Once the dust has settled on an incident, it is worth the introspection to discover if there is any the organisation can do to improve. Small steps can lead to big change so any actionable insight, however small it may seem, can lead great improvements.
At EndGame we try to perform incident retros after all outages, and at the introduction of major bugs, or feature discrepancies.
Incident retros should be blameless, you are there to state what happened and when, not to point out who did it. If it is material that a certain role performed an action, by all means record that. However try not to use people’s names when talking about an action — as even with no implied guilt, it can easily be misunderstood by an outside observer to be blame.
It is important not to lay blame on another organisation or system. Once again these are not helpful. An outside force may have taken an action that had some part in the incident and this should be noted, but the point of the retro is not to find a convenient scape goat, but to bring about lasting change.
The purpose of the retro is try to get to the bottom of what you could have done, if anything, to avoid the crisis.
We start by first setting up the white board with the following steps:
On a whiteboard, in the middle, place a When box. Write in the When box what the incident was and when it happened. This is the time that the incident started, not when it was detected (that’s the second step).
To the right (with a bit of space) of the When write up a Detection box. Write in this box how you detected the problem and when.
To the right of the Detection box write up a Fixedbox. Write in this box how you fixed the problem and when.
To the left of the When write up the Introduction box. Write in this box what introduced the issue, and when.
Now between each box write the time difference.

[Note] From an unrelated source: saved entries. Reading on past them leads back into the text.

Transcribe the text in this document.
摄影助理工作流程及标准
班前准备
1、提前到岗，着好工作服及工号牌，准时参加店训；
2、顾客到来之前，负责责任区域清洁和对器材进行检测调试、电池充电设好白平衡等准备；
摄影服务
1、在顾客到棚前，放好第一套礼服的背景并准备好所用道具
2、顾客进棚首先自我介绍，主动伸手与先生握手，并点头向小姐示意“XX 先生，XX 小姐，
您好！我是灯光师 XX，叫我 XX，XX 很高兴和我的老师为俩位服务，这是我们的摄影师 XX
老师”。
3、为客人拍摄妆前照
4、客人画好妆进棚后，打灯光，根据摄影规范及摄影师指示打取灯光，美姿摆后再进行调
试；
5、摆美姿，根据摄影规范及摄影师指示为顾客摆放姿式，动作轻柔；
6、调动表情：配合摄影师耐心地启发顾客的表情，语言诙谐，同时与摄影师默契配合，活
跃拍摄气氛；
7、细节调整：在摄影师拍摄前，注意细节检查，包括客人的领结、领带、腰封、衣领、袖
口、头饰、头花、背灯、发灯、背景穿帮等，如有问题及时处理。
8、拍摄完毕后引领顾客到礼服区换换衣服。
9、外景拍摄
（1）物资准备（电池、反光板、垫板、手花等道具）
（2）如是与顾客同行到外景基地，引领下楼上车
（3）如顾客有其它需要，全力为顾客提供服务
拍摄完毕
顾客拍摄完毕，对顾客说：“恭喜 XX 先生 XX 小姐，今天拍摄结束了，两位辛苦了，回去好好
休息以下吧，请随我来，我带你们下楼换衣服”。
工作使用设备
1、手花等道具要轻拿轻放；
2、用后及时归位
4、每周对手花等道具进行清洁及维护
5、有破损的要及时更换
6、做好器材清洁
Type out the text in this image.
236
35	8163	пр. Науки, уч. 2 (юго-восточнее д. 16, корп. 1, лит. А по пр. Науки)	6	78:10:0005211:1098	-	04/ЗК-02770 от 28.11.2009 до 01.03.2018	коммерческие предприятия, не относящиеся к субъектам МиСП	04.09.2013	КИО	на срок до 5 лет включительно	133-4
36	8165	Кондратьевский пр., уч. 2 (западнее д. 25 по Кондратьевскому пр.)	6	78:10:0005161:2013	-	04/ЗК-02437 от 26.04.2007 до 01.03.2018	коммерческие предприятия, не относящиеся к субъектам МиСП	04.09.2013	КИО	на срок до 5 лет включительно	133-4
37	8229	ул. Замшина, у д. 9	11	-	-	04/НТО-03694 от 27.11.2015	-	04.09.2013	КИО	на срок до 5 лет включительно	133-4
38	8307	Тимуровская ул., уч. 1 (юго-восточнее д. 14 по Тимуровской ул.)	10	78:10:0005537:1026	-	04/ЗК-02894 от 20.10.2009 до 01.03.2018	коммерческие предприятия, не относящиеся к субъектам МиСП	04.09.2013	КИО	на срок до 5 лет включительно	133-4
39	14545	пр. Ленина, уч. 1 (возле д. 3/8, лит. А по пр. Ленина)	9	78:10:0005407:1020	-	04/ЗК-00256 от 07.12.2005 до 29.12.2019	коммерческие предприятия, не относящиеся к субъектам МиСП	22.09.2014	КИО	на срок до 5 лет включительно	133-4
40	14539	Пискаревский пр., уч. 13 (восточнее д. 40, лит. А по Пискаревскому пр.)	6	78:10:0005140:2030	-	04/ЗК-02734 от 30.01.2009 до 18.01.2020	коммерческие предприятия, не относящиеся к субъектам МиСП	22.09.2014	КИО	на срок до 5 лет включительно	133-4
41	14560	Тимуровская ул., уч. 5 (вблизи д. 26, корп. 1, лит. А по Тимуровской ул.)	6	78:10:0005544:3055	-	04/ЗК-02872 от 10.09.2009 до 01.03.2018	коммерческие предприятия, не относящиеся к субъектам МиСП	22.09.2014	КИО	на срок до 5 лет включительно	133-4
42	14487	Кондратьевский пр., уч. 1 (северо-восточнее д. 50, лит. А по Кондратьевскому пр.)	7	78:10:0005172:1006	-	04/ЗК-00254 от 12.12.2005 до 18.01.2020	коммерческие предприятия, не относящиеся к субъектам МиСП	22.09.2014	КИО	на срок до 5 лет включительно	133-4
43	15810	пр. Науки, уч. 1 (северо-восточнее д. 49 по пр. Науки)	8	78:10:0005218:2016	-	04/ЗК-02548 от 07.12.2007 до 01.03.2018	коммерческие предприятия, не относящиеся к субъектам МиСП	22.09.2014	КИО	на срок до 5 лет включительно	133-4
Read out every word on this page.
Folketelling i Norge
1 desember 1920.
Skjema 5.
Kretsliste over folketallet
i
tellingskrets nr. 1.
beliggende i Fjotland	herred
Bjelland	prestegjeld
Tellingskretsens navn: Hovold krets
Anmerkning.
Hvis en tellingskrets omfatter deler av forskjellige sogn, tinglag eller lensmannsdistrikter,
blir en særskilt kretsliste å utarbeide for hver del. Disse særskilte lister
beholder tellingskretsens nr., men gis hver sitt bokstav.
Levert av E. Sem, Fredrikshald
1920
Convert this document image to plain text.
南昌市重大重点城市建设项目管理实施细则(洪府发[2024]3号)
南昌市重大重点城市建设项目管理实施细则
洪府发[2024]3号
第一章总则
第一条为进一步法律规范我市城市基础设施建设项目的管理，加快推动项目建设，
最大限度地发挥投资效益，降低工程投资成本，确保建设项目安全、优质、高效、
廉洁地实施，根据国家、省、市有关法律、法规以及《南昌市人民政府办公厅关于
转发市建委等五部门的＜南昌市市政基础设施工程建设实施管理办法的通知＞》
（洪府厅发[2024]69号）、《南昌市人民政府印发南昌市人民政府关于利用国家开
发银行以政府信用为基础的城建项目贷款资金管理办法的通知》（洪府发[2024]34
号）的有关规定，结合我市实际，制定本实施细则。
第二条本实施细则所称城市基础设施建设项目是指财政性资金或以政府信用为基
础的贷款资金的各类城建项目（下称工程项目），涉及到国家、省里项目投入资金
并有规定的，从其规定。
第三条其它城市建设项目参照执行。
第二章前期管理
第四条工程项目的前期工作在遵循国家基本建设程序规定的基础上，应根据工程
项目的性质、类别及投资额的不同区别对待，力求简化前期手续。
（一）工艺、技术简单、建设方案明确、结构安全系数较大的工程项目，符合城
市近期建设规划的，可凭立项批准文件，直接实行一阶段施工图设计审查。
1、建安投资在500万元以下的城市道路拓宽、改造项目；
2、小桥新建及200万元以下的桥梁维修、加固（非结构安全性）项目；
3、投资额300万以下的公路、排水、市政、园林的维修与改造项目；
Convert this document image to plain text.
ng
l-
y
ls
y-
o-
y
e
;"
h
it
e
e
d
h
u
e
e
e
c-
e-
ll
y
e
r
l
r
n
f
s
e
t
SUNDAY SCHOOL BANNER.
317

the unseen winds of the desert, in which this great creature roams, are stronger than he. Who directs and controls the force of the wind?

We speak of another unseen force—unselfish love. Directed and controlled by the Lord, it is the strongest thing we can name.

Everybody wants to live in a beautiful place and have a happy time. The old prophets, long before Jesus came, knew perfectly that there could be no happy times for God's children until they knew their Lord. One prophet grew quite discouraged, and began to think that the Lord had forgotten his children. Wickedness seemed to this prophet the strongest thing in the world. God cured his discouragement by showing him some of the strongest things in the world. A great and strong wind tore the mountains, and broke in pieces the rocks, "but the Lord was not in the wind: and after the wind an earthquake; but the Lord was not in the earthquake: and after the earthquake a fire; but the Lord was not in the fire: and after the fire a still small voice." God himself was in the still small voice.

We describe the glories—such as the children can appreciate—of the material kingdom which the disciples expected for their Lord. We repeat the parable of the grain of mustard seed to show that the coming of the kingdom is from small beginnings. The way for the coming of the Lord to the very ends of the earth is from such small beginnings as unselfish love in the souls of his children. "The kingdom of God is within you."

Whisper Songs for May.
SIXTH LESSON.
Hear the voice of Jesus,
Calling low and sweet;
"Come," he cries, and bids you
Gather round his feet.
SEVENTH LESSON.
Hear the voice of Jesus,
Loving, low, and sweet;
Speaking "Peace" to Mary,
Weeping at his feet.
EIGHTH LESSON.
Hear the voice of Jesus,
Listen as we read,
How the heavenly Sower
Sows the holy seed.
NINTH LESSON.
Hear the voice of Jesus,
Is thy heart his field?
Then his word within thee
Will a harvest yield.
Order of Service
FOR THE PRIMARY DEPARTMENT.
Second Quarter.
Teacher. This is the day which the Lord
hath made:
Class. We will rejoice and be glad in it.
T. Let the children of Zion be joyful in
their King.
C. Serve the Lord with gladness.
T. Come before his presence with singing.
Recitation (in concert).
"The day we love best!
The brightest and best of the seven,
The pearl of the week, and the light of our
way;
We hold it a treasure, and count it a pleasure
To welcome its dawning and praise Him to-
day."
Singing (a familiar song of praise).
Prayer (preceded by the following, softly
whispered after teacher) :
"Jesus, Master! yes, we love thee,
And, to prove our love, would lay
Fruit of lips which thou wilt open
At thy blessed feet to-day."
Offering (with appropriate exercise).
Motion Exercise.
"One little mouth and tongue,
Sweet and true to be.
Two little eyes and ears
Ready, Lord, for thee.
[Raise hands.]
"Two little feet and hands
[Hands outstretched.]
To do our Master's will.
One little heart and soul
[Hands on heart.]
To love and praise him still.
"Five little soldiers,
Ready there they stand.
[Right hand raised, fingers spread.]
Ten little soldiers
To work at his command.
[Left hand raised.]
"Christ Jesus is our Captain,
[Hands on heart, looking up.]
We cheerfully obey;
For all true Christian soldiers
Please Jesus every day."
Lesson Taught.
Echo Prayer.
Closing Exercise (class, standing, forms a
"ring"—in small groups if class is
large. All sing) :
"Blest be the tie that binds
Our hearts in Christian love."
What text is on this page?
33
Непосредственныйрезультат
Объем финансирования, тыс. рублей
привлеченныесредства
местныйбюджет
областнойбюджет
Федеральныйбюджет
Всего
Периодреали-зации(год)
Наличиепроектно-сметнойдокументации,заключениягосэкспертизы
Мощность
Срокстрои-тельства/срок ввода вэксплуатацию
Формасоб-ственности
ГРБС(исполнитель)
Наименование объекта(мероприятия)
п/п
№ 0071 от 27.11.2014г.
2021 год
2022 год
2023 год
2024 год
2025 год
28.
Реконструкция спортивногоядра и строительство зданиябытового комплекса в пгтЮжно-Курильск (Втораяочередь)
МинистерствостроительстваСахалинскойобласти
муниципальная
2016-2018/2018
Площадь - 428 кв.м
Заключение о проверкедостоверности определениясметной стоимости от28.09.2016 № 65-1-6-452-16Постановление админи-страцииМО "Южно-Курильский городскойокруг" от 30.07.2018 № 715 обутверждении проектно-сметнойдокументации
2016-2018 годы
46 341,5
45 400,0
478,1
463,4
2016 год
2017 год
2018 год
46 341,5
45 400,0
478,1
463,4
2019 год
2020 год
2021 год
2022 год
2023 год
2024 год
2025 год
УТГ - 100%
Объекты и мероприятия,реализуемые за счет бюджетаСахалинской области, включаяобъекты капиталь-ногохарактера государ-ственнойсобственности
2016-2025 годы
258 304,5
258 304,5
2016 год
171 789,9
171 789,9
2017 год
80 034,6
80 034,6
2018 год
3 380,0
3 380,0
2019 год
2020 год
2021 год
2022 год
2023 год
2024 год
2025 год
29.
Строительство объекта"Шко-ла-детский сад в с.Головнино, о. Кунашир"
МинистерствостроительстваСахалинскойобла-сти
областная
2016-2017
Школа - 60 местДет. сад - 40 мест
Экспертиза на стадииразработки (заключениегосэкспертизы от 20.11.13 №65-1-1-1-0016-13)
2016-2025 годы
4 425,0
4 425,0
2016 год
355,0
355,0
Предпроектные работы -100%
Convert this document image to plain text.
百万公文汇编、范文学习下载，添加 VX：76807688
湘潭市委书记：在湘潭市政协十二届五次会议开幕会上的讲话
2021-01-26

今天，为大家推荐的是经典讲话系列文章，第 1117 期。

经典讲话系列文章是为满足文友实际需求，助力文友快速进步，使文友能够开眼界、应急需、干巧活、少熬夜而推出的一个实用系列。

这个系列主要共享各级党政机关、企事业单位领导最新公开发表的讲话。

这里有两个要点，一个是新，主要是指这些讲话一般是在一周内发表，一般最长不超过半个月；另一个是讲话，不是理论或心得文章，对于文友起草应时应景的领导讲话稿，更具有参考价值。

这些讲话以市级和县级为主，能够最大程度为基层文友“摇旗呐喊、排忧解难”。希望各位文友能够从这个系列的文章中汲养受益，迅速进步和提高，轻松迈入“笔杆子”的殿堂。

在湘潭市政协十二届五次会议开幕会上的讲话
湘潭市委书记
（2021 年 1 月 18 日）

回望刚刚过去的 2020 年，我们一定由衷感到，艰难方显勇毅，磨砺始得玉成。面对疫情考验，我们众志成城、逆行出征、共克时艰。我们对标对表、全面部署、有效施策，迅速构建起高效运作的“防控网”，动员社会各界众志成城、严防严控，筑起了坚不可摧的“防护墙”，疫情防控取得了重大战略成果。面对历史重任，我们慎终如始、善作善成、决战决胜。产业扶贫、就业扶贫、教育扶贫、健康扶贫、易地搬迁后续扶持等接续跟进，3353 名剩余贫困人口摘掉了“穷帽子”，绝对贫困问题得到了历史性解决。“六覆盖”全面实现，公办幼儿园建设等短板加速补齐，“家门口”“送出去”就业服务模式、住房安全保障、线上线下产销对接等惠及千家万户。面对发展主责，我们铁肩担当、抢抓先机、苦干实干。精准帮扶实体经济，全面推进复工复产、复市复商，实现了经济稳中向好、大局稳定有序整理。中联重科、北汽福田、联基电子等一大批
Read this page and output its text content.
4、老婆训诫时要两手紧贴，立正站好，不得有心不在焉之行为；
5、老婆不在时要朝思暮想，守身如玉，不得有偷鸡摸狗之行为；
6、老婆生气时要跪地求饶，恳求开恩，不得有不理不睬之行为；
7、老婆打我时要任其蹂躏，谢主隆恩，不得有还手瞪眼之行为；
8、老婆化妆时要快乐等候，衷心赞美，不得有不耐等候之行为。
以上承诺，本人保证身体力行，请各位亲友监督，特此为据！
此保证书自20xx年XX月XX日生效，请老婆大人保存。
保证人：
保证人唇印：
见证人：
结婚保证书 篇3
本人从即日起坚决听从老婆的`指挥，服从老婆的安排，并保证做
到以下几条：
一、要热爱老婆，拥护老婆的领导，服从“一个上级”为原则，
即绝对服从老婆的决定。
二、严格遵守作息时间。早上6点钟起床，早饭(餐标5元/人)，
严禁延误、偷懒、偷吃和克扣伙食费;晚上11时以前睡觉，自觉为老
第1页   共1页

Once the whiteboard is set up, it is time to discuss the gaps between the boxes.
Now is a good time to make sure that people know the discussion is blameless, by reasserting that and telling people that in the discussion they should try to avoid finger pointing or using peoples’ names.
Tackle the gaps in this order:
When → Detection
Detection → Fix
Introduction → When
When discussing the gaps don’t focus on what could have been, it may seem useful to discuss, but usually is a red herring. Instead focus on the questions “what caused the gap?” and “what could you do to close the gap?”
Don’t look at the closest problem as being the one to solve, you may get more bang for you buck by going further down the chain.
A worked example in the detection gap:
The gap was 1 hour between When and Detection, and it was finally detected by the customer.
The “What caused the gap” was you have failed to have simple up-time monitoring in place.
The “What could we do to close the gap”, a simple solution seems to be to put monitoring in place, but is there a deeper problem that you could look at?
Why wasn’t the monitoring in place? Well it isn’t part of the deploy script — OK so let’s put it in there, but let’s go deeper.
Why wasn’t it in the deploy script? The developer was only thinking of deploying the application and not the environment, this is where things get juicy as now you are looking at process solutions, rather than band-aids on the current project.
Typically you may go as deep as 5 whys, I typically stop at a place that a solution can still be achieved at the level of the people in the room.
The Why, “We don’t have enough money / time for this project”, is always good to know and should be feed up the chain, but the solutions might be difficult to put in place and could require governance and stakeholder changes.
The Why, “Human Error”, is not a good place to stop as humans are always going to make errors, it is better to go one level further, and ask what the human could have done to check their result, or been given a speed bump to prompt the correct action / resolution. Process may not always be the best solution — a simple check list or some automation will work wonders.
At the end of this you should have a list of things that will shorten the gap in each case. Then prioritise them by working out A, B and C (below) and multiplying them:
A — how hard is this to implement
0 — takes less than 30 mins 1 — easy: could be a sprint card 2 — medium: could be a set of sprint cards 3 — hard: would need to be an epic
B — how close is this to the introduction of the issue
1 — before introduction 2 — at introduction 3 — before detection 4 — at detection 5 — before fix
C — If the solution will just fix this project, or any project
1 — all projects 2 — some projects 3 — just this project
Explaining the scale:
If you can do anything in 20 mins that will stop an incident from happening then do it NOW.
Anything that can fix problems before they are introduced are gold.
Anything that will affect all projects is better than just the one that had the incident.
The final step is to publish the result to the effected parties. Do this by writing up the time-line, the notes on the gaps, then add the actions that you are going to do. It is not worth telling people about things that are not going to happen. Though those should still go into the backlog for later discussion.
Summing this all up
Have a retro for every incident if at all possible
Make sure that everyone in the retro know that it is blameless
Draw up a time line “When”, “Detection”, “Fix” (and then before When) “Introduction”
Add times to gaps
Discuss the gaps, and how to make the time of the gap smaller (or remove it)
Prioritise the actions from the discussion based on how fast to fix, how close it is to the introduction, and if it effects just this project or all projects.
Publish the results of the retro to those effected.
Do the actions agreed
I hope that this helps you improve your process and take small steps towards greatness.